Beyanların ardından avukatlar, o komutana, “Abdullah Barutçu’nun o gece ihtilale teşebbüse yaklaşımını” ve sözde atama emirlerini nasıl yorumladıklarını sordu. Komutan şöyle cevaplandırdı:
“Tanrı katında söylüyorum, ‘Komutanım, şimdi gelip bizi de tutuklayacaklar.’ diye defalarca söylemiştir. Tutuklayacaklar kastıyla, muhtemelen darbecilerin tutuklaması diye düşünüyorum. Ben tam şeyi hatırlamamakla beraber; zaten ilk önce kendime baktım, biz hangi pozisyondayız diye. Orada, o konuyu hatırlamıyorum şu anda. Ama orada baktığım zaman Mehmet Partigöç ismini görünce, bu işin bir grup tarafından yapıldığını hemen anlayabiliyorsunuz zaten. Kendiniz de emire alınınca. Mehmet Partigöç’ün ismini gördüğünüz takdirde; bu kadar büyük bir görevlendirmenin Mehmet Partigöç tarafından yapılması, bir grubun onun mahiyetindeki bir grubun yapması konusundadır, diye düşünüyorum.”

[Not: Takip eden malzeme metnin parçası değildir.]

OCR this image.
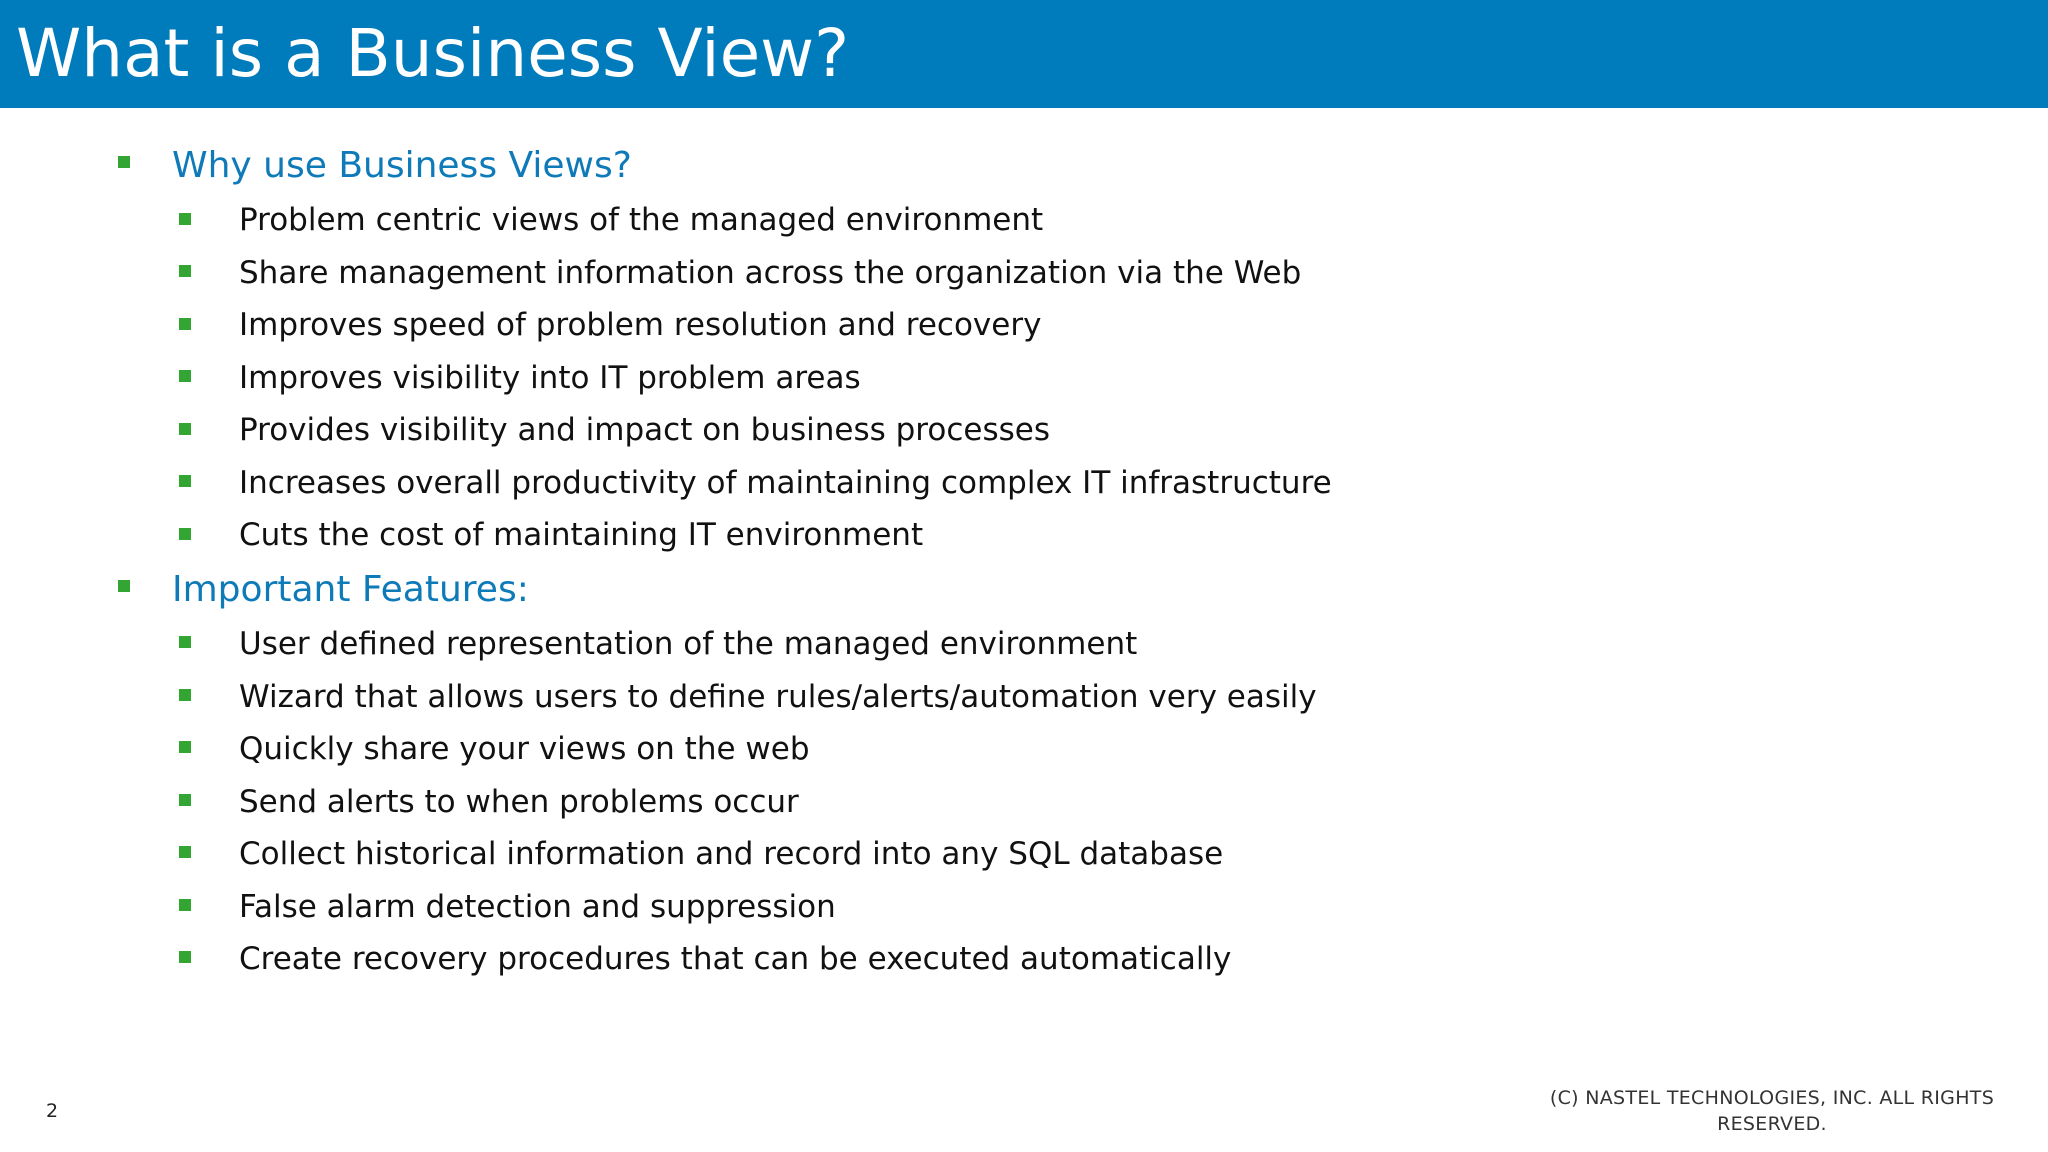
What is a Business View?
Why use Business Views?
Problem centric views of the managed environment
Share management information across the organization via the Web
Improves speed of problem resolution and recovery
Improves visibility into IT problem areas
Provides visibility and impact on business processes
Increases overall productivity of maintaining complex IT infrastructure
Cuts the cost of maintaining IT environment
Important Features:
User defined representation of the managed environment
Wizard that allows users to define rules/alerts/automation very easily
Quickly share your views on the web
Send alerts to when problems occur
Collect historical information and record into any SQL database
False alarm detection and suppression
Create recovery procedures that can be executed automatically
2
(C) NASTEL TECHNOLOGIES, INC. ALL RIGHTS
RESERVED.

Bu defa da, “Gruptan kastınız ne?” diye soruldu. Komutan, “Onları bilemiyorum, içerisinde. Çünkü, görevlendirmelerde bakıyorsunuz, kimisi devam ediyor, kimisi emire, kimisi? Siz kendinize bakıyorsunuz. Siz diyorsunuz ki, ‘Bu grubun dışındayız.’.” karşılığını verdi.

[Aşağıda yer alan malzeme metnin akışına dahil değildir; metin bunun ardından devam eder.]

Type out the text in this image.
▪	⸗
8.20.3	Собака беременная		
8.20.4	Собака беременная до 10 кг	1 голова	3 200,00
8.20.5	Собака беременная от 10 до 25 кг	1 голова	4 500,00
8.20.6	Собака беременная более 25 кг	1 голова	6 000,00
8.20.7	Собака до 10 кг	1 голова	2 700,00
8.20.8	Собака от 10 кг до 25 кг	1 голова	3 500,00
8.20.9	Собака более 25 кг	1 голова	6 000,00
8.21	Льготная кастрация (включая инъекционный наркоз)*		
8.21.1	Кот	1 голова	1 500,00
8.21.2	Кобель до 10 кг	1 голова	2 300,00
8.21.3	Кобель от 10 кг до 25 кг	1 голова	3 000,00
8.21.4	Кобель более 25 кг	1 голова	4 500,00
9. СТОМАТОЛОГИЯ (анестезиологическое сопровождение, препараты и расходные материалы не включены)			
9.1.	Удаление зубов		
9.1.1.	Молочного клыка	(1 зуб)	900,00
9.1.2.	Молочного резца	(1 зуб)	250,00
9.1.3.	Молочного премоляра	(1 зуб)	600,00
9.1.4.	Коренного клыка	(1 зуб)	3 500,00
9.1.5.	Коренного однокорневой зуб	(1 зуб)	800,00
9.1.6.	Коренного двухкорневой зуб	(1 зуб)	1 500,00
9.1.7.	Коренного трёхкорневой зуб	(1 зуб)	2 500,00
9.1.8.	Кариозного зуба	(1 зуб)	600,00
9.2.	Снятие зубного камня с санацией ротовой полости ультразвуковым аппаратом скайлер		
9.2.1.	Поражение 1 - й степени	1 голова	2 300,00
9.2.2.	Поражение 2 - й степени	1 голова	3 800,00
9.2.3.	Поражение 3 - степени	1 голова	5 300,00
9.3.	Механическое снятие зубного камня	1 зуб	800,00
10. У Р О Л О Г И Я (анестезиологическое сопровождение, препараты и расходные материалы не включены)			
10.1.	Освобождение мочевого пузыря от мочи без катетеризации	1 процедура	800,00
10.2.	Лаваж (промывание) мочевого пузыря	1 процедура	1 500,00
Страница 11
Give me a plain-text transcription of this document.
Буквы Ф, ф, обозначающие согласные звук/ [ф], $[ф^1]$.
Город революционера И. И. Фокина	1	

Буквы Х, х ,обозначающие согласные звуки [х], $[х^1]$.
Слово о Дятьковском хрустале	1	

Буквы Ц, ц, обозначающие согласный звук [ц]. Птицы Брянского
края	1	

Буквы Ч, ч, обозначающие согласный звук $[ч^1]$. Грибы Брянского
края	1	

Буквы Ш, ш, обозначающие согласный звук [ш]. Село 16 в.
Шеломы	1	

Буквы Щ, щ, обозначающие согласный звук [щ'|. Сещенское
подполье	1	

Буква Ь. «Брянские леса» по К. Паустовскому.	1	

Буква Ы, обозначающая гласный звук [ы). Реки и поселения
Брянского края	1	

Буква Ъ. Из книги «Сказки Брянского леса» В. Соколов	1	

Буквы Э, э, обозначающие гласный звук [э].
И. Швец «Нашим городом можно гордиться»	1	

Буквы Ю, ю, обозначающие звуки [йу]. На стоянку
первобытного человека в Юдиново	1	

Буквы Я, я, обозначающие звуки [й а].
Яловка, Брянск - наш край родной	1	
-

Abdullah Barutçu’nun yargılandığı davanın 1 numaralı sanığı Metin İyidil, “Şu anda TSK’nın Harekât Başkanı’sınız, Genelkurmay bulunduğunuz yere 150 metre. Elinizde telefon var, ‘Arayalım.’ veya ‘Gidip bakalım.’ diye düşünmediniz mi? ‘Sabaha kadar bekleyelim, ailemizi muhafaza edelim.’ mi dediniz?” sorusunu yöneltirken avukatları, şuna dikkat çekti:
“Adı geçen, şu anda çok önemli bir görevdedir. Genelkurmay Harekât Başkanı’dır. Ancak 15 Temmuz’da belki komutanlık tercihi ile de olsa hiçbir faaliyette bulunmamış, sığınakta saklanmıştır. Mahkemeniz huzurunda bile örgütten ‘grup’ diye söz etmiş, ‘FETÖ/PDY terör örgütü’ olarak söz etmemiştir.”
15 Temmuz’da bodrumda saklanma olayında adı geçen ve bunları anlatan o komutan Kemal Yeni’ydi.

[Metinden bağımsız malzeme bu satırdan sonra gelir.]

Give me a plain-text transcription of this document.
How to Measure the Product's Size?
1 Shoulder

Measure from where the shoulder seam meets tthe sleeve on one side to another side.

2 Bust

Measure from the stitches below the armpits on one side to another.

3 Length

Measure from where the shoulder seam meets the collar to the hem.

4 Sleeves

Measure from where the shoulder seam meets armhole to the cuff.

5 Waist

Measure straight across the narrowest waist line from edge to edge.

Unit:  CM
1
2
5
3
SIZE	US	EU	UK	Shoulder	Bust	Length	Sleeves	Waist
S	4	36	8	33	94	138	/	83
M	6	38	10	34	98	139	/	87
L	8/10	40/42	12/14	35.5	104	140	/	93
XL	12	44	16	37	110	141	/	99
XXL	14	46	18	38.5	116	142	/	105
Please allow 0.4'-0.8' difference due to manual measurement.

Abdullah Barutçu 2 Şubat 2021’de mahkeme salonunda yeniden tutuklanırken, Kemal Yeni 6 ay sonraki YAŞ’ta Korgeneral rütbesiyle 1. Ordu Komutanlığı’na atandı. 2022’de Ege Ordu Komutanlığı’na verildi. Geçen yıl Orgeneralliğe terfi etti.
Ve bu yıl da Genelkurmay 2. Başkanı oldu…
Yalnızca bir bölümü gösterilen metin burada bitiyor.